Police clash with anti-austerity protesters in Canada
Canadian police forces have clashed with the demonstrators who were out on the streets in Montreal to protest against the provincial government’s austerity measures.
The Thursday protest, which began at 1:00 p.m. local time at Victoria Square in downtown Montreal in the province of Quebec, convened demonstrators from unions, student federations and social groups.
The ASSE student federation is said to be the main organizer of the demonstration, which gathered some 75,000 in protest at the austerity measures introduced by the provincial government in Quebec.
The demonstration started off peaceful, but clashes erupted between riot police and a group of the protesters towards the end of the rally.
Security forces then attempted to break up the gathering by firing tear gas and rubber bullets.
However, despite the reaction from police and the provincial government, an ASSE spokeswoman, Camille Godbout, said that the protesters “will continue to mobilize.”
The Thursday rally was believed to be the largest so far this year that confronted Quebec’s plans to reduce spending on education, health care and social services.
Police surround anti-austerity demonstrators in Montreal, Canada, on April 2, 2015.
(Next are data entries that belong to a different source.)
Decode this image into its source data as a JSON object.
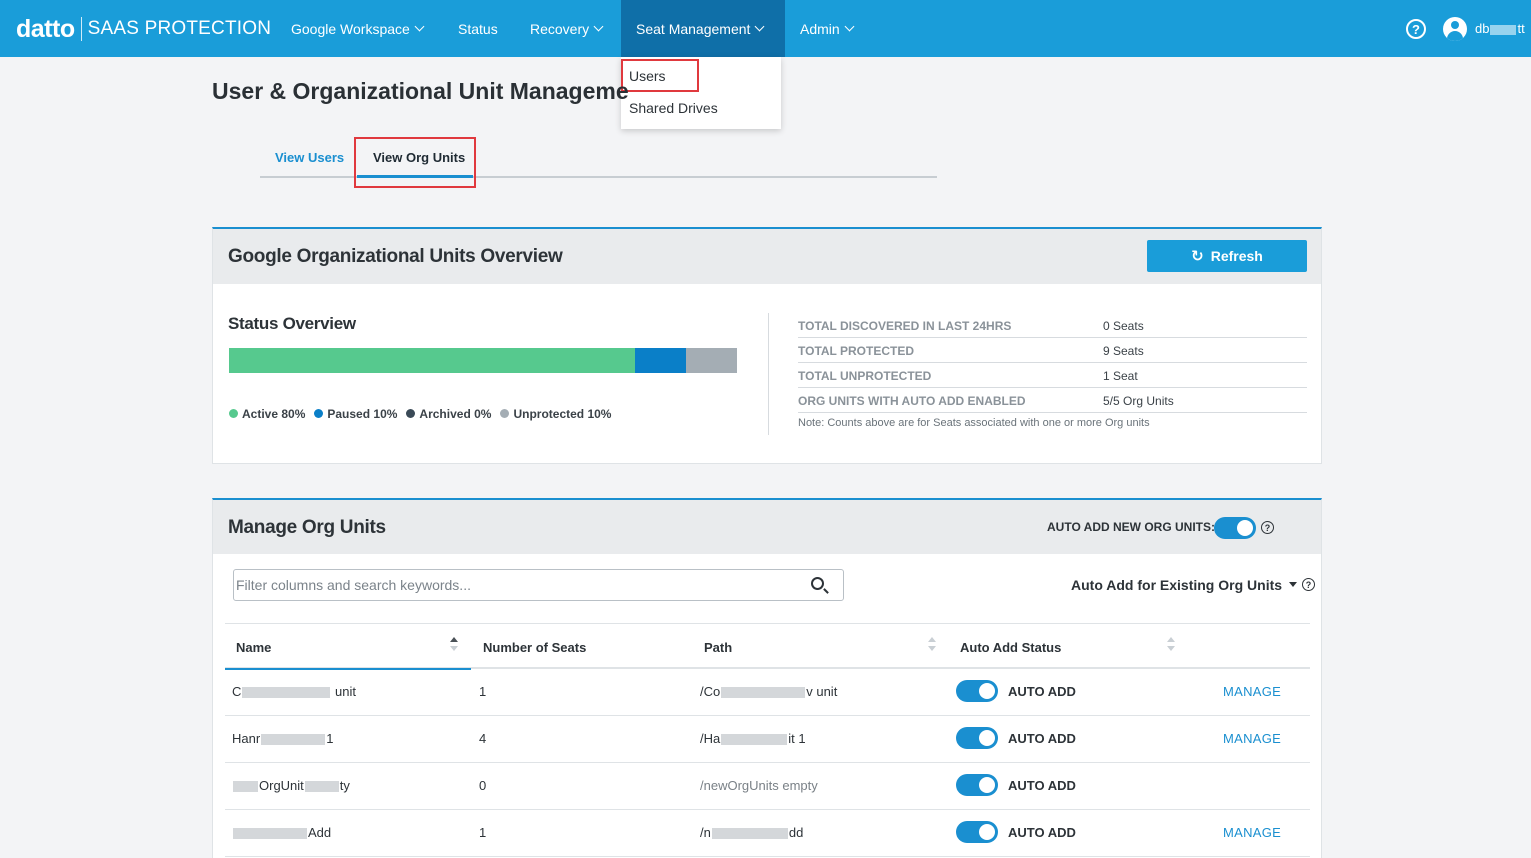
{
  "app": {
    "logo_word": "datto",
    "logo_sub": "SAAS PROTECTION"
  },
  "nav": {
    "items": [
      {
        "label": "Google Workspace",
        "dropdown": true
      },
      {
        "label": "Status",
        "dropdown": false
      },
      {
        "label": "Recovery",
        "dropdown": true
      },
      {
        "label": "Seat Management",
        "dropdown": true,
        "active": true
      },
      {
        "label": "Admin",
        "dropdown": true
      }
    ],
    "help": "?",
    "user_prefix": "db",
    "user_suffix": "tt"
  },
  "dropdown": {
    "items": [
      "Users",
      "Shared Drives"
    ]
  },
  "page": {
    "title": "User & Organizational Unit Manageme"
  },
  "tabs": {
    "view_users": "View Users",
    "view_org_units": "View Org Units"
  },
  "overview": {
    "title": "Google Organizational Units Overview",
    "refresh_label": "Refresh",
    "status_title": "Status Overview",
    "status_bar": [
      {
        "name": "Active",
        "percent": 80,
        "color": "#56c98e"
      },
      {
        "name": "Paused",
        "percent": 10,
        "color": "#0a7fc8"
      },
      {
        "name": "Archived",
        "percent": 0,
        "color": "#3a4a57"
      },
      {
        "name": "Unprotected",
        "percent": 10,
        "color": "#a4adb4"
      }
    ],
    "legend": {
      "active": "Active 80%",
      "paused": "Paused 10%",
      "archived": "Archived 0%",
      "unprotected": "Unprotected 10%"
    },
    "stats": [
      {
        "label": "TOTAL DISCOVERED IN LAST 24HRS",
        "value": "0 Seats"
      },
      {
        "label": "TOTAL PROTECTED",
        "value": "9 Seats"
      },
      {
        "label": "TOTAL UNPROTECTED",
        "value": "1 Seat"
      },
      {
        "label": "ORG UNITS WITH AUTO ADD ENABLED",
        "value": "5/5 Org Units"
      }
    ],
    "note": "Note: Counts above are for Seats associated with one or more Org units"
  },
  "manage": {
    "title": "Manage Org Units",
    "auto_add_label": "AUTO ADD NEW ORG UNITS:",
    "auto_add_enabled": true,
    "search_placeholder": "Filter columns and search keywords...",
    "existing_label": "Auto Add for Existing Org Units",
    "columns": {
      "name": "Name",
      "seats": "Number of Seats",
      "path": "Path",
      "auto_add_status": "Auto Add Status"
    },
    "rows": [
      {
        "name_start": "C",
        "name_end": "unit",
        "seats": "1",
        "path_start": "/Co",
        "path_end": "v unit",
        "status": "AUTO ADD",
        "manage": "MANAGE"
      },
      {
        "name_start": "Hanr",
        "name_end": "1",
        "seats": "4",
        "path_start": "/Ha",
        "path_end": "it 1",
        "status": "AUTO ADD",
        "manage": "MANAGE"
      },
      {
        "name_start": "",
        "name_end": "OrgUnit",
        "name_tail": "ty",
        "seats": "0",
        "path_start": "/newOrgUnits empty",
        "path_end": "",
        "status": "AUTO ADD",
        "manage": ""
      },
      {
        "name_start": "",
        "name_end": "Add",
        "seats": "1",
        "path_start": "/n",
        "path_end": "dd",
        "status": "AUTO ADD",
        "manage": "MANAGE"
      }
    ]
  }
}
Critics of Quebec’s Premier Philippe Couillard argue that the austerity measures put forward by his administration have had a direct negative effect on the quality of public services in the province. However, the officials insist the cutbacks are necessary.
Earlier in March, a similar anti-austerity protest rally turned violent in Quebec City as police forces used teargas to disperse the crowd.
Students have been protesting across the province of Quebec since February 2012 in a bid to build pressure on the provincial government to drop a plan to increase tuition fees.
Some of the demonstrations have turned violent, with many students detained during clashes with riot police.